The Children’s Blizzard by Melanie Benjamin. Narrated by Cassandra Campbell. Penguin Random House Audio Publishing Group, 2021. 11 hours (approx.).
Melanie Benjamin’s The Aviator’s Wife made the New York Times bestseller list in both hardcover and paperback. Perhaps I should have read that novel because her latest, The Children’s Blizzard, is literary garbage. To be specific, it fails to persuade the reader to emotionally invest in its characters.
The book is about a blizzard that took place in January of 1888. It is sometimes called the children’s blizzard because many students died on their way home from school. The best scenes in this novel are the ones in which the students and their teachers struggle against the elements. These scenes actual mange to elicit some sympathy.
Gerda Olsen is a young teacher who must get two students through the blizzard to the safety of her home. Failing to do this, she shelters them and herself in a haystack. She places the two sleeping children inside, but it is apparent to the reader that they are dead.
Gerda’s sister, Raina, is in the same predicament but with 10 students rather than two. She must get them across a creek on a narrow log while the wind whips at the students, some as young as 7. One falls into the frigid water and later would lose her toes.
However, for most of the novel there is little sympathy for the characters. In part this is because there are so many, and Benjamin jumps between them. The larger problem is their stupidity. They are stupid people doing stupid things.
The titular blizzard happened on the afternoon of January 12th, 1888. It was preceded by five days of snow and temperatures as low as -6℉ (Wikipedia). Later, temperatures would drop to between -20 to -40℉. But - and this is crucial to the plot - on the morning of January 12th temperatures had increased by 20 or 40 degrees. The unseasonably warm weather that morning prompted parents to send their children to school without coats.
Let’s put this into perspective. It’s January. The prairie is covered in snow. The highest temperatures are possibly 46℉ but this is probably not typical. Omaha, Nebraska, for example, only read 28℉. So I ask, “Why in the hell would parents send their kids to school without coats?”
Now let’s contrast this with Laura Ingalls Wilder’s The Long Winter, which is also a novel based on Wilder’s real life experience in South Dakota during the 1880-81 winter. On a warm day Laura begs her mother to let her go without her woolen underclothes. Ma says no because one is supposed to dress for the season, not the weather of the day (The Lois Level). Imagine that! Some bloody common sense. If only someone was this smart in The Children’s Blizzard.
Moreover, the schools run out of firewood. Perhaps they exhausted their stores in the preceding days. Fair enough. But no one thought to make use of the warm, clear weather to chop more? The children’s blizzard may have been unpredictable but surely the characters knew freezing temperatures would return. After all, it was the middle of January.

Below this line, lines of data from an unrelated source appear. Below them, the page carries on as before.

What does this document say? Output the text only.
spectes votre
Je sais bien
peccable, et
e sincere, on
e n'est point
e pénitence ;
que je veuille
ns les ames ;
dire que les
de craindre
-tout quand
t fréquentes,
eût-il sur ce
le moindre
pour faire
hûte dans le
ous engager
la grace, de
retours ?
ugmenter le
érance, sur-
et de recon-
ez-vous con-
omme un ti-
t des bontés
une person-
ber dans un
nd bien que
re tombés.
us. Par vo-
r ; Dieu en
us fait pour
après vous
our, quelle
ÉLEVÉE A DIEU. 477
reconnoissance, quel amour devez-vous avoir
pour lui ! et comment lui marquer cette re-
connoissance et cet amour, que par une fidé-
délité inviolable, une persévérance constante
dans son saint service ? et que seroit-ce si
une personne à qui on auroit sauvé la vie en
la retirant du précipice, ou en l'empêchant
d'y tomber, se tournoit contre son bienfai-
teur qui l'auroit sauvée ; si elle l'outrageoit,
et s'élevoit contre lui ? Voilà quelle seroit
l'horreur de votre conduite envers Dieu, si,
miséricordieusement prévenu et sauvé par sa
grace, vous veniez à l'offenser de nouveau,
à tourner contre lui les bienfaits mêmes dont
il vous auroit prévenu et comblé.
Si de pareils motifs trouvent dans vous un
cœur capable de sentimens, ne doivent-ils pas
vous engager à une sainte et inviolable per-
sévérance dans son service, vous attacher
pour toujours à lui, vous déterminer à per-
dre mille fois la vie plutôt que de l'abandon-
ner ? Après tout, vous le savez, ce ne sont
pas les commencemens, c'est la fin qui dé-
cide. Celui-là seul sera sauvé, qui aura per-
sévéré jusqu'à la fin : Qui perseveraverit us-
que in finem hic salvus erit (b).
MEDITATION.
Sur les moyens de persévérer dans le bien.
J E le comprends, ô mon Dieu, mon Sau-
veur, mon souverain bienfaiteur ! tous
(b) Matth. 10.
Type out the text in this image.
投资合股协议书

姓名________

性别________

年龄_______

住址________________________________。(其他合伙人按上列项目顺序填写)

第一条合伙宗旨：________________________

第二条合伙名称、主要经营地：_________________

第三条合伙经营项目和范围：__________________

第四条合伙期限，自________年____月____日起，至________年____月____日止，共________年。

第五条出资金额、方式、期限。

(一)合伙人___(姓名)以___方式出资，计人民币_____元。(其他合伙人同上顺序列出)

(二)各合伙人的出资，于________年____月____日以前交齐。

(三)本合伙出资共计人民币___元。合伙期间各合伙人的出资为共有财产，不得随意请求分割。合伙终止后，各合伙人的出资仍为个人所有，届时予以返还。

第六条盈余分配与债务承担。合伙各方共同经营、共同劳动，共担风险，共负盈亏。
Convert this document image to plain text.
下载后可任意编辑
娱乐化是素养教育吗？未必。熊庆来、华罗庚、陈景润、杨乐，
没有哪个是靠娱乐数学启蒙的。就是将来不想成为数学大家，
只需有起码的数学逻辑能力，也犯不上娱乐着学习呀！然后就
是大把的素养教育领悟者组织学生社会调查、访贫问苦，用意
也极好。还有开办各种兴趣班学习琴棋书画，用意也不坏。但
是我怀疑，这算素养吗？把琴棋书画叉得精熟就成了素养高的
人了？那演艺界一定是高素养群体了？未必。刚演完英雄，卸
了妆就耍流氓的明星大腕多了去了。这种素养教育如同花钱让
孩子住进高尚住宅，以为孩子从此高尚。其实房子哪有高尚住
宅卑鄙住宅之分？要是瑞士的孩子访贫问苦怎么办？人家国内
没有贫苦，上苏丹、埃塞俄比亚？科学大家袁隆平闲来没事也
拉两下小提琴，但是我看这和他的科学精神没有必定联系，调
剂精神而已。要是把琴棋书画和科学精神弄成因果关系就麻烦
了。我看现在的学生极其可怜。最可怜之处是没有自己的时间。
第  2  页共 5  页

Benjamin’s book draws on historical people. Gerda Olsen, for example, is based on Lois Royce who, in fact, ran out of heating fuel and attempted to lead two kids to shelter (Wikipedia). But Benjamin isn’t writing a history book. She’s writing a novel. What happens in real life doesn’t always make for a great story.
That the characters were so foolish made them unlikable for me. But there are other problems with this book.
First, it is lacking a proper story arch. The major conflict might have been between the Olsen sisters. While both faced similar circumstances, Raina’s decisions made her a hero while Gerda’s made her a pariah. But nothing comes of it. The sisters make up and that’s that.
The town folk effectively run Gerda out, but we are told this, not shown. Moreover, this event seems tacked on as an afterthought, and as a result it lacks any emotional weight.
The closest we get to a story arch is the redemption of Gavin Woodson. Yet, the narrator seems to go out of her way to humiliate him.
Second, the characters are two-dimensional. The real life owner of the local newspaper is a sociopath. So, too, is Anna Pedersen who decides to murder another character on a feeling of mistrust after less than 12 hours of acquaintanceship. Entire novels - BIG novels - have been written on whether or not murder can be justified. In The Children’s Blizzard the justification is taken for granted.
And then there is Ollie. Poor Ollie! Not satisfied with just two dimensions, Benjamin crushes him into a singularity. He is black. He is in the novel to be black and confront the racism associated with that. Yet, his great epiphany - that black children should be taught by black teachers - is racist segregation.
I can’t shake the feeling that Benjamin is using Ollie as a mouthpiece for her own ideology. Segregation had made a comeback in Progressive circles around the time this book was probably written (example here). Perhaps Benjamin intended to give Ollie thoughts of his own, to make him his own person. If that is the case, it’s the only example of such a thing in The Children’s Blizzard.
I used to live in the Midwest where there were frigid winters with snow and I cannot understand the idea that parents would not send their children to school without warm coats in January just because it warmed up for a few days. That would just not happen. I enjoyed reading the review. It was written very well.